Le monde est vraiment petit, car ici, à près de 3000 km de Berlin, nous avons été prises en stop, à la sortie de Praiano, par celui qui fut le proviseur du Lycée Français à Berlin. J’avais eu avec lui un échange de lettres qui n’a jamais abouti à un concert – ce que je me garde bien de lui révéler aujourd’hui ! A présent il est proviseur du Lycée Français à Milan. Sa femme, professeur d’allemand, et lui, sont sur le chemin du retour. Ils ont passé le grand week-end , très culture-culture, entre Pompei et Herculaneum – tout à fait le contraire du petit pépé tranquille qui sera notre deuxième chauffeur du matin. Avec son costume-cravate sur un pull en V rouge, il me rappelle beaucoup mon oncle Arrigo de Lugano qui était aussi bavard que lui – même moi, je n’arrivais pas à en placer une…!

Nous montons au couvent Il deserto, qui est habité par une communauté de Bénédictines. Ce monastère du Désert, situé sur la colline homonyme, fut construit en 1679. Le point panoramique sans égal sur i dui golfi, les golfes de Naples et de Salerne, ainsi que sur l’ensemble des Monti Lattari, est magnifique, sans égal ! Une adorable petite sœur nous montre Capri – au cas où nous ne l’aurions pas vu ! – en parlant anglais…!

Notre descente à travers de toutes petites routes est des plus plaisantes. Nous apercevons, à travers la porte d’une église ouverte à Priora, le dos et le voile d’une mariée, à qui le curé fait un sermon quasi menaçant. Pendant ce temps, certains invités ont filé à l’anglaise pour papoter dehors ou —- pour téléphoner…Et en remontant sur un autre petit chemin – raide celui -là ! – vers notre point de départ, nous croisons l’ITALIANO FIERO dans toute sa splendeur. Sur une vespa rouge, il est endimanché en diable: costume-cravate-lunettes-de-soleil-sur dents-éclatantes et « sa superbe » est juste un tout petit peu dérangé par le sac en plastique qu’il serre entre ses pieds et qui contient sans doute quelques douceurs pour le dessert. Tout en me moquant, je lui envie bien sa vespa tellement ça monte à San Angelo – mais la perspective d’un dernier bain de soleil sur notre terrasse me soutient…

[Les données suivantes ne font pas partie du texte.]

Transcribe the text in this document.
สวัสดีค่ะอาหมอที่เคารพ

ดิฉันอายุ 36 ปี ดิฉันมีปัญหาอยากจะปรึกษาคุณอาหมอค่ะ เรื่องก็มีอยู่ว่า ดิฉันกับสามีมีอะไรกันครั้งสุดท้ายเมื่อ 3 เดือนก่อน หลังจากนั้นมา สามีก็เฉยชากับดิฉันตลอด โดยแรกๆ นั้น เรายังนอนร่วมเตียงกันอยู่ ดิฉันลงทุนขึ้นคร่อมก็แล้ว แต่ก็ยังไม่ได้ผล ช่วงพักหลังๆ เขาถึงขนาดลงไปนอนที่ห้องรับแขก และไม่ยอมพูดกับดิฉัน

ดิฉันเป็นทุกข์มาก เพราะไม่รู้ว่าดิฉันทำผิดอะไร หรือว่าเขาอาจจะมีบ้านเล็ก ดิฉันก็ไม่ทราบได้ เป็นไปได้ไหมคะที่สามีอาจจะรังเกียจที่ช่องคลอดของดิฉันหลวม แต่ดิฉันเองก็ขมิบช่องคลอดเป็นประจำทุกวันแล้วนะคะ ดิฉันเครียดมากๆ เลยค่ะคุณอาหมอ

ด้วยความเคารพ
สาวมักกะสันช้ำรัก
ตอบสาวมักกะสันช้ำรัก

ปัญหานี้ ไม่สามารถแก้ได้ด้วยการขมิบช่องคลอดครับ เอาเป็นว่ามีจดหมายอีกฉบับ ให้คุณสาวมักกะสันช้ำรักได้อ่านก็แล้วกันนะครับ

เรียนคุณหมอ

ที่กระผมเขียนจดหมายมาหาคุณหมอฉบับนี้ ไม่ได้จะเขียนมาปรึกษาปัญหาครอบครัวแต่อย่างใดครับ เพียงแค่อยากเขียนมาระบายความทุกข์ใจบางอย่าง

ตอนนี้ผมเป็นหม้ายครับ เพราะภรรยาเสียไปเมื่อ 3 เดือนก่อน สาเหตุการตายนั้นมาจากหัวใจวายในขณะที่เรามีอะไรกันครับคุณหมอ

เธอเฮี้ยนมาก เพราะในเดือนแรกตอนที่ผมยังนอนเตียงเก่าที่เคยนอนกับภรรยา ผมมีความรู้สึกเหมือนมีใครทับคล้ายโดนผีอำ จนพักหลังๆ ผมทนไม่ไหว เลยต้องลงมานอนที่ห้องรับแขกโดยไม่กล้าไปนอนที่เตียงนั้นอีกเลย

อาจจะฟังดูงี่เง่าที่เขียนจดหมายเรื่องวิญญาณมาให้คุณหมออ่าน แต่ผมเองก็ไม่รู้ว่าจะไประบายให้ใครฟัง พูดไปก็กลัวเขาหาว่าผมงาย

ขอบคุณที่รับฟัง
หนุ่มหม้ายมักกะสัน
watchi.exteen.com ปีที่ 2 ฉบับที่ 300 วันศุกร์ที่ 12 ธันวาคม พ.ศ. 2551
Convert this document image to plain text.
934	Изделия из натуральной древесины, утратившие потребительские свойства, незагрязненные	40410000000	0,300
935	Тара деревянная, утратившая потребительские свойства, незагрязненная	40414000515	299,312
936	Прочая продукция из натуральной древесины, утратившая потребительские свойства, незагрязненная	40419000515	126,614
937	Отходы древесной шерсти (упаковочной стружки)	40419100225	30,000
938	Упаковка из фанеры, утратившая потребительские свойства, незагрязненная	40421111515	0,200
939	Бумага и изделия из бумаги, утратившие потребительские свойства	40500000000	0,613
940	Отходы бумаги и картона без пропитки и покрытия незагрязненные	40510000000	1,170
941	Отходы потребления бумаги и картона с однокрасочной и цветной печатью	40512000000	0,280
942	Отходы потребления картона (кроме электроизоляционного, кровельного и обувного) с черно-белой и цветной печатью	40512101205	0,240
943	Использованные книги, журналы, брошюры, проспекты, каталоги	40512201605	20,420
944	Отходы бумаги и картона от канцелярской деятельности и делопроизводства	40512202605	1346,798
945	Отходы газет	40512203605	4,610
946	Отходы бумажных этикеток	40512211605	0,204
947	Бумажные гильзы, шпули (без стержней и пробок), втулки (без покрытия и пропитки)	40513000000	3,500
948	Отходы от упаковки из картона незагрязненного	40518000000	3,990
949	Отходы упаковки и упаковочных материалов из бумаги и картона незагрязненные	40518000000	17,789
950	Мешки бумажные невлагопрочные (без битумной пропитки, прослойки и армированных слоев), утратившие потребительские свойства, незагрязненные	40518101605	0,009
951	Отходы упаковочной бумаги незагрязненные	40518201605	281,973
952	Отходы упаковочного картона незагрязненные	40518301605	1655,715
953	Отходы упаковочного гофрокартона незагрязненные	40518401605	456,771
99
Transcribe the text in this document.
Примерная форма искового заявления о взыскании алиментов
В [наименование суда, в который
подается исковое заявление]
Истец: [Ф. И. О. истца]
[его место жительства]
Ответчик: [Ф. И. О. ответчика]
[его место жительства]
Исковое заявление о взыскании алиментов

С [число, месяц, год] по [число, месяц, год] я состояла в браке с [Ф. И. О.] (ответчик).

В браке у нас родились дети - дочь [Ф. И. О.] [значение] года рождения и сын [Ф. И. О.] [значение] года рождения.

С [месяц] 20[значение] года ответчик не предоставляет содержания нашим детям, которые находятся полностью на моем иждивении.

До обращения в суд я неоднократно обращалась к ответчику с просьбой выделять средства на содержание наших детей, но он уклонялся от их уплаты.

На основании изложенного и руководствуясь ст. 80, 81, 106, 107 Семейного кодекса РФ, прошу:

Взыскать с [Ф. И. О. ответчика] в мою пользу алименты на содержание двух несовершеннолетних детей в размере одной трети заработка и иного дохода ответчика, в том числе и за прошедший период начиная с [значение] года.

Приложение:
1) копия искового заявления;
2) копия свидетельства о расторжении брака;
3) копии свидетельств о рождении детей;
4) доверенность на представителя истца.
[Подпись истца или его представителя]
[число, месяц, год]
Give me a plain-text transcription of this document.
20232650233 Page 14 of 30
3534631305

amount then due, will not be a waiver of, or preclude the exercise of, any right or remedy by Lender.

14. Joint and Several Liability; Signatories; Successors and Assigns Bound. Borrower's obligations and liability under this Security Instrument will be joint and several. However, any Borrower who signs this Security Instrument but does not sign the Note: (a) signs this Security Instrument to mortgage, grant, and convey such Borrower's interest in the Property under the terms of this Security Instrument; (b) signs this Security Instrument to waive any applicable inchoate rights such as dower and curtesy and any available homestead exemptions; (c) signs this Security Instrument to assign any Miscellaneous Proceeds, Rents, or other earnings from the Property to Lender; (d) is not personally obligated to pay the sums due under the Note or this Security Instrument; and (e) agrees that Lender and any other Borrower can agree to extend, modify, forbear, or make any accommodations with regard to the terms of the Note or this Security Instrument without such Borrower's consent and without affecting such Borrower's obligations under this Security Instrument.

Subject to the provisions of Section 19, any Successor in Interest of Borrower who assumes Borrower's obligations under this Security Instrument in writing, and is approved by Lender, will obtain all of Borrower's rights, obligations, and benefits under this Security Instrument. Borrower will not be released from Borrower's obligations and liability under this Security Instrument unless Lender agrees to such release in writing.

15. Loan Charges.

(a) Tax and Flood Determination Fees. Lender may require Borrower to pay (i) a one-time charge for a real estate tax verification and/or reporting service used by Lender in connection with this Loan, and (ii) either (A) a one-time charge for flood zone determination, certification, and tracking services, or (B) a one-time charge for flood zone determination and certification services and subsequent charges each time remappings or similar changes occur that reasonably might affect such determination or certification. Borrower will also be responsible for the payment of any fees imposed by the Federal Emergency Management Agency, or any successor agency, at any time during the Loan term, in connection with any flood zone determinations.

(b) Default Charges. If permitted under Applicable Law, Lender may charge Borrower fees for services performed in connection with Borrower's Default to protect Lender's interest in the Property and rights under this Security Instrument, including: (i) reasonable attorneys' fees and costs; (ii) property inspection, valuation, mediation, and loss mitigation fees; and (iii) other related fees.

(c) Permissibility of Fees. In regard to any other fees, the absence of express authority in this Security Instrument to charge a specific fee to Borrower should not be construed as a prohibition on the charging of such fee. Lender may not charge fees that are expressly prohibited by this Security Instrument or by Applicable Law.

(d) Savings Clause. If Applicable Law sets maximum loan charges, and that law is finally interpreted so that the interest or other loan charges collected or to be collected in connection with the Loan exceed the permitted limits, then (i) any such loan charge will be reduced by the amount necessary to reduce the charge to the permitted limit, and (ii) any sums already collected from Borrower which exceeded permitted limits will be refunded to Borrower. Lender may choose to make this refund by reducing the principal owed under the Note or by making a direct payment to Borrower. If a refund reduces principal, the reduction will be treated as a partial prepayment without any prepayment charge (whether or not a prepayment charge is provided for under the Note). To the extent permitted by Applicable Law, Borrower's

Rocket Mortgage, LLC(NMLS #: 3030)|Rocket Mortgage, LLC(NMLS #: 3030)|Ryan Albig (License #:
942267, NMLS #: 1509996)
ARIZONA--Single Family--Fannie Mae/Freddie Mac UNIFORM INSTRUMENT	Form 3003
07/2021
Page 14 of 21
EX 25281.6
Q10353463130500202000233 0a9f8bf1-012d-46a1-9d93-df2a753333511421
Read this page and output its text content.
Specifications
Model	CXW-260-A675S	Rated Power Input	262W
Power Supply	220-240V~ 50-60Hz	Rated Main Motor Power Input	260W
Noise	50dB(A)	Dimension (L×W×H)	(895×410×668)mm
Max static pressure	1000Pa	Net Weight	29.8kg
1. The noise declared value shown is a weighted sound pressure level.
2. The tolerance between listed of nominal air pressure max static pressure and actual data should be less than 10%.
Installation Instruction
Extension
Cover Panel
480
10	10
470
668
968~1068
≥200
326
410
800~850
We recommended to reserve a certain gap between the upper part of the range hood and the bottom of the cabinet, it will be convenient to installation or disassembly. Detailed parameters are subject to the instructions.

Car il faut bien se l’avouer, ce soir, nous dînerons pour la dernière fois au Gennaro et nous jurerons devant les lumières scintillantes du lungomare de Positano de ne jamais oublier ce coin de paradis !

Praiano a sempre evviva la Costiera Amalfitana!

A bientôt pour une autre pièce de mon puzzle de voyages.